BLÉS BLONDS, BLÉS NOIRS (Hommage à Louis Pergaud, La guerre des boutons)

Devant son école, petite, humble, fermée pour lui depuis si longtemps, le temps est incertain, c’est le mois de juin ; j’y suis venue exprès et de loin ; j’attends l’ouverture des lieux devenus Musée ; on tarde à arriver…

Une balade dans les blés déjà hauts ; ils dansent. On a commencé à faucher la partie haute du champ ; un autre de ses espaces est écrasé et les blés gisent, blonds et à presque maturation, couchés ; on ne pourra rien faire pour eux. Pas plus que l’on n’a fait pour les hommes du 166ème RI, étendus et tout gris dans un champ improbable souillé par les pluies de printemps.

Louis Pergaud, le maitre de l’école, y dort depuis longtemps.

Mon esprit curieux convoque d’autres lieux. La Woëvre, en Meuse, où le ciel plombé s’écrase comme en 1915 sur les corps déchiquetés qu’on ne reconnaîtra pas. Où est Louis dans cette bourbe infâme ? Où est le jeune maître à la fine moustache qui attendait, derrière le carreau, les élèves dépenaillés pour s’être trop battus ? Les Longeverne, les Veirans, tous siens pourtant.

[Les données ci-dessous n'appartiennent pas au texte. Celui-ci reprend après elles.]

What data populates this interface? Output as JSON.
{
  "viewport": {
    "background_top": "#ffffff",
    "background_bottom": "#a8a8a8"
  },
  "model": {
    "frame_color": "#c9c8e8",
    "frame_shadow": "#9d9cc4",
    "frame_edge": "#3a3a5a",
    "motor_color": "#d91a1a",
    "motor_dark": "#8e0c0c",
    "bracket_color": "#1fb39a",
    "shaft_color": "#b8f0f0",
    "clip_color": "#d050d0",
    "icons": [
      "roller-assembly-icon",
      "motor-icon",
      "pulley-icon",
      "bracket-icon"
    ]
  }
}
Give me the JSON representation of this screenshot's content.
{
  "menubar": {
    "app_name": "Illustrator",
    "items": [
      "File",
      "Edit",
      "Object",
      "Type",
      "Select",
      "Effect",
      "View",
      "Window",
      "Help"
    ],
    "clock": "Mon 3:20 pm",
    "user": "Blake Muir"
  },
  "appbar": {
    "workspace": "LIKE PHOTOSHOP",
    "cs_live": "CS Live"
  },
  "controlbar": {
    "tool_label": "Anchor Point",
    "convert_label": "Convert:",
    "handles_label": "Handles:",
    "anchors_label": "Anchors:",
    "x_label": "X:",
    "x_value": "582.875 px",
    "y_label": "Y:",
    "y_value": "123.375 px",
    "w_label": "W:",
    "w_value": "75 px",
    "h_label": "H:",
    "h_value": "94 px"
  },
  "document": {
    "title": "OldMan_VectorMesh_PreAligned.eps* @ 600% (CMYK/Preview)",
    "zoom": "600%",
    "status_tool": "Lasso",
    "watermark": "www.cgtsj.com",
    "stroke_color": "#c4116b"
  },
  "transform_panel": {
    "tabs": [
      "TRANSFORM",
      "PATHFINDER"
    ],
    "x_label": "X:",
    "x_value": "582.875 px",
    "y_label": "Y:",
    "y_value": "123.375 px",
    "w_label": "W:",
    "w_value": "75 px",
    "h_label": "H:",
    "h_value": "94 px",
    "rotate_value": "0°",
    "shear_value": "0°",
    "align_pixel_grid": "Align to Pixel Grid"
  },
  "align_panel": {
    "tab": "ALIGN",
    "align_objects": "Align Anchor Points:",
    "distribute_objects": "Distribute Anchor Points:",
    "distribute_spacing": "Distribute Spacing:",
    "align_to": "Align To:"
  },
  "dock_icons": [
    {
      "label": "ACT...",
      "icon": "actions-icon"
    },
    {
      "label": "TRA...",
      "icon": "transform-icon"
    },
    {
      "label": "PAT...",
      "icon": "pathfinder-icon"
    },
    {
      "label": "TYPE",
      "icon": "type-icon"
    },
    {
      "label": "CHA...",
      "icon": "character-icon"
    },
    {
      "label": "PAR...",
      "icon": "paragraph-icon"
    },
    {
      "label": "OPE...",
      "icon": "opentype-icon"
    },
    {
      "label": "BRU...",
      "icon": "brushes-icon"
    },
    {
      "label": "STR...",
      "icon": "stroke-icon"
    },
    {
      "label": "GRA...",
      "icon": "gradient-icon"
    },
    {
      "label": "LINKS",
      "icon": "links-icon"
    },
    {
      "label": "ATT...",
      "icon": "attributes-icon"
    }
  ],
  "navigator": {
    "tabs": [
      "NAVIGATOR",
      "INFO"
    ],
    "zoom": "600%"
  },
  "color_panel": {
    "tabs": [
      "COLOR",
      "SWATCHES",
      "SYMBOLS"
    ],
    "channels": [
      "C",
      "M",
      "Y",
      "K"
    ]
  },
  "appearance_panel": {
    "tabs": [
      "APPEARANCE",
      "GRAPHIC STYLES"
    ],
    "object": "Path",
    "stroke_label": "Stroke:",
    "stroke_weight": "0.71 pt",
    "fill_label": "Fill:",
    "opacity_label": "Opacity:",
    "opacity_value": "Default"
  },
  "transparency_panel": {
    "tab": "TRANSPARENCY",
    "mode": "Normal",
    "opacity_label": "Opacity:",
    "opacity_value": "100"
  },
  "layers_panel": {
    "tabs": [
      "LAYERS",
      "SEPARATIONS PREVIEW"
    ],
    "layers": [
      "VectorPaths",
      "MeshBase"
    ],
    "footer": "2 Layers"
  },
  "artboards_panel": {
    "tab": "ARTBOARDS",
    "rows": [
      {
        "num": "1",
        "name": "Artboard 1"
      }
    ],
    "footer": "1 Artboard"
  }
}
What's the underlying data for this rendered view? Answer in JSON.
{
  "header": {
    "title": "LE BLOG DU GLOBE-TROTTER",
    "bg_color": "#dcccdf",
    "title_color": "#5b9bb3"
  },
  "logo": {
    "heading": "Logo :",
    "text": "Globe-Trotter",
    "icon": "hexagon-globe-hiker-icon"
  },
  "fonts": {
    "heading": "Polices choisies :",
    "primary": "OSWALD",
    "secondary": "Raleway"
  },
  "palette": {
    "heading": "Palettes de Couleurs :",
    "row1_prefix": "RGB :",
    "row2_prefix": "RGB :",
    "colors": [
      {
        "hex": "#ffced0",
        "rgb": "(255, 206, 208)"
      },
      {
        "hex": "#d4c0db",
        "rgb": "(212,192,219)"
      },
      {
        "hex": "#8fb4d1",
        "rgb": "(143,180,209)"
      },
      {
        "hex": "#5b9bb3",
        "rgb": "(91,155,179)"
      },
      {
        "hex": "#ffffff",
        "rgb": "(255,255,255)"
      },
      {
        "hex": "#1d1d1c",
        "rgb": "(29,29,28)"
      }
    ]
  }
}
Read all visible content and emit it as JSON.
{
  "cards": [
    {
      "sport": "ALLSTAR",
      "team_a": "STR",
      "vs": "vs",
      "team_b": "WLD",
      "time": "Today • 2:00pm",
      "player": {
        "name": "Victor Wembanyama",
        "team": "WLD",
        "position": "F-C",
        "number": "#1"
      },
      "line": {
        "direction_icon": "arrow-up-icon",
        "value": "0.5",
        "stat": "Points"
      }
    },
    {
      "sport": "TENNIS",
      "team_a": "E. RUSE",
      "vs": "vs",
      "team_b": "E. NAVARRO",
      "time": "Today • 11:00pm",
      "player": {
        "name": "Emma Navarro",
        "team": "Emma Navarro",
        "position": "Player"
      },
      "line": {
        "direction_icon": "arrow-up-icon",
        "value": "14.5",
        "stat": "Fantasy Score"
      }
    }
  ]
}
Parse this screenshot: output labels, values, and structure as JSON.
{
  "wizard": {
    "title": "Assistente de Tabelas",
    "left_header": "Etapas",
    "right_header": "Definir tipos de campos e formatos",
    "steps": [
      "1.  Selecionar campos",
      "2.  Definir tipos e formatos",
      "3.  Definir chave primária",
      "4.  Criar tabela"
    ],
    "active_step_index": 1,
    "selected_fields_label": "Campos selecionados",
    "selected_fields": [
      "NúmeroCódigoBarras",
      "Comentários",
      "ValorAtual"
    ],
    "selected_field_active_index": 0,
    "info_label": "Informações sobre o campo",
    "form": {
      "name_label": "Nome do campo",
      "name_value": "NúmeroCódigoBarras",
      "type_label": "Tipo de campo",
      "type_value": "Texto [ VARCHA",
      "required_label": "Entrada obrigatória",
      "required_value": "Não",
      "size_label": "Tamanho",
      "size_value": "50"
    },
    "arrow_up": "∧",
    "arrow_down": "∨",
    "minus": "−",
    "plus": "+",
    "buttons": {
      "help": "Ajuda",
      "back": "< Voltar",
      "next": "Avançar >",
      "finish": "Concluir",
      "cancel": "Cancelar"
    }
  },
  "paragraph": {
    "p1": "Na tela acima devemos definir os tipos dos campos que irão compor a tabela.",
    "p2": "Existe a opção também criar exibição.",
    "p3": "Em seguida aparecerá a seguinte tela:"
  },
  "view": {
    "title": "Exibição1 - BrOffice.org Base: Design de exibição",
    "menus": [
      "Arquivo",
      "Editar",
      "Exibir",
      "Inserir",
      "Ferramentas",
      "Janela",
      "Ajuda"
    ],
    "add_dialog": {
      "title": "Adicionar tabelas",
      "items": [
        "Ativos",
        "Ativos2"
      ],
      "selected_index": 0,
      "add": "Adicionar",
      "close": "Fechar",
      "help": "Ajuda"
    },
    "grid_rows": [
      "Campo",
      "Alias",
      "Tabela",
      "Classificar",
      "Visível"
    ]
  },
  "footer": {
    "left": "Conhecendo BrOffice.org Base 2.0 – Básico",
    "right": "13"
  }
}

Où est sa sépulture dans les champs de Marchéville où la noirceur du ciel s’oppose à l’aquarelle douce que mes yeux voient, devant la petite école. Temps différents, lieux devenus paisibles… le blé blond attend la moisson d’ici, à Belmont du Haut-Doubs. Là-bas, pour le grain, 1915 n’aura pas été une bonne année. Trop de sang versé ; celui de Louis et des plus grands de sa classe, Lebrac, fouine rusée…Camus… La crique ; il aura noirci la terre pour que l’on s’en souvienne.

Blés bonds, blés noirs qui se moquent aujourd’hui des sols contrastés de la terre de France.

Élisabeth Groelly, janvier 2016.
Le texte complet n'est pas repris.